I walked around a bit more and poked my head in the food area. My mom and sister and I would usually get a snack there—a muffin or a cookie or some savory pie. Those lunches were made by the former owners of Puffins, a vegetarian restaurant with some of the best food anywhere. They and the Hills are best friends. Their daughter was married to my father’s business partner until recently.
I introduced Kim to “my shiatsu guy” and Karen, and she went off to look for gifts. Karen called me over with an offer. “I want to trade you,” she said. “One of these necklaces for one of your calendars.” I laughed. Ten calendars, she meant. No. She just wanted a new calendar, like the one I gave them last year.
I left with the necklace and plans to ritualize it. I dunno—maybe I’ll wave some sage over it and say a prayer. Jim tells me that the word for bead and the word for prayer are the same. (So prayer bead is redundant.)

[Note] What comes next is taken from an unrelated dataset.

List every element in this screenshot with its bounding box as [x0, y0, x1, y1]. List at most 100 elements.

I had a shiatsu treatment today, instead of my usual Thursday. I asked Jim if I could take a picture of the Buddha head, and he finally corrected me: “Actually, she is Quan Yin, goddess of beauty and mercy.” Maybe he’d told me before, but I was too busy meditating on Buddha.
I took off my necklace and hung it on her, saying, “Maybe after they hang here for two hours, they’ll be infused with her mercy. I’ll put the necklace back on, and my wrinkles will disappear.”
After the treatment, I put the necklace back on, and I smiled.
Now if that’s not a miracle, I don’t know what is.